When reading a short story one may feel happy, sad, or even scared. The way the story makes the reader feel is called the mood of the story. Edgar Allan Poe said that every part of the story contributes to the mood the author is trying to create. All of the literary elements in The Masque of the Red Death by Edgar Allan Poe contribute to the mood of horror.
Characterization is a significant quality or feature given to a character in a story. The Red Death is described as a very bloody, painful disease in the opening paragraph. Later the Red Death is personified as the uninvited guest at Prince Prospero's masked ball. The Red Death also comes across as cruel because of all the death he causes.
When Poe uses words like hideous, horror, and fatal to describe the Red Death, it makes the reader feel afraid.
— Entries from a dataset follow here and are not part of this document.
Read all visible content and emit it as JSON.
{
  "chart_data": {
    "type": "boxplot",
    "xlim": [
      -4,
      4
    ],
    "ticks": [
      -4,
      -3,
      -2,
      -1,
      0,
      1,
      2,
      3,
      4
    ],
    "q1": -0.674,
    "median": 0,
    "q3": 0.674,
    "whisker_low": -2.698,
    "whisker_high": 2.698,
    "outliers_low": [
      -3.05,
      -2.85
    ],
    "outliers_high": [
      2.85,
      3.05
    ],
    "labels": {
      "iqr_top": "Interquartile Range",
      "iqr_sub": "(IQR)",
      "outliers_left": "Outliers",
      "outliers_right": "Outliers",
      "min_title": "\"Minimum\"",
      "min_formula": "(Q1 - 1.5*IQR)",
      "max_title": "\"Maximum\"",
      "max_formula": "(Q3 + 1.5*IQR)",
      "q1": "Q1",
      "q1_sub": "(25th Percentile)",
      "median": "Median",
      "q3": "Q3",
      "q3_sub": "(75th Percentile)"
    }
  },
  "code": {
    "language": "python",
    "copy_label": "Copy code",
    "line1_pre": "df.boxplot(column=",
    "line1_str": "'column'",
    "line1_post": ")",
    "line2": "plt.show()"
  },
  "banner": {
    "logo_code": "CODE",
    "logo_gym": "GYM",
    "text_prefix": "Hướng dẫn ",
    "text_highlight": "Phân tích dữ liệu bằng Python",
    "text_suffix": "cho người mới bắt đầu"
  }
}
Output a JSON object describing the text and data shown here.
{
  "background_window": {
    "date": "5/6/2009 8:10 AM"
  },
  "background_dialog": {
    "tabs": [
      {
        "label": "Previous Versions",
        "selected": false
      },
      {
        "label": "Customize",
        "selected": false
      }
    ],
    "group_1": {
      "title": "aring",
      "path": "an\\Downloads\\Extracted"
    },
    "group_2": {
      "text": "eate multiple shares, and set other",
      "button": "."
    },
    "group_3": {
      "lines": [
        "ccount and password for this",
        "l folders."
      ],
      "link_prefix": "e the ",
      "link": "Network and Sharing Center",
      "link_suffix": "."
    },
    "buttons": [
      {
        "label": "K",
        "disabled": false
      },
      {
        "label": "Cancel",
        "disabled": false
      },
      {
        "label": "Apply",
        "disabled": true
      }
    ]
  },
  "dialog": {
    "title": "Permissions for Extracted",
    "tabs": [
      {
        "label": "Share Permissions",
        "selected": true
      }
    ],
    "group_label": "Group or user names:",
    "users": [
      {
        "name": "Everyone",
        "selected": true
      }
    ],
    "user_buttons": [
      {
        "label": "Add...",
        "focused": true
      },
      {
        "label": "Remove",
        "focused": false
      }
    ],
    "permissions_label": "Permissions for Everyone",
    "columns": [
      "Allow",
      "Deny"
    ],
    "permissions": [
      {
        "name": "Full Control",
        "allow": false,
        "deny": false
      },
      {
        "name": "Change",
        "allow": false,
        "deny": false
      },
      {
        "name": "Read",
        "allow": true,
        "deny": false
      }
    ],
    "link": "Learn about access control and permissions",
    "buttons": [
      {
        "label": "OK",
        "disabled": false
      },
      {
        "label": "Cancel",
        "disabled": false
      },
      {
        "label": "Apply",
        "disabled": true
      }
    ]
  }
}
The connotations Poe uses of these words are what makes you feel fear.
The setting of the story is grim. Half of the prince's population has succumbed to the Red Death. So, the prince gathers 1,000 friends to stay at his castle, locked away from society. The thought of staying locked up for six months makes the reader feel uneasy.
In six of the seven rooms of the prince's palace, the stained glass windows matched the room's décor. The seventh room, which no guest would dare enter, was decorated in black, but the windows were a deep blood color. This also instills the mood of fear.
There is a lot of symbolism that contributes to the mood. The blue room, which is first, is in the East. This is where the party begins. The black room, which is last, is in the West. This is where everyone dies. This symbolizes the rising and setting sun, which rises in the East and sets in the West.
Each room's color symbolizes something. The first room, the blue room, stands for beginning. The party begins here. The purple room stands for innocence. The fourth and fifth rooms, the green and orange rooms, stand for life beginning to end.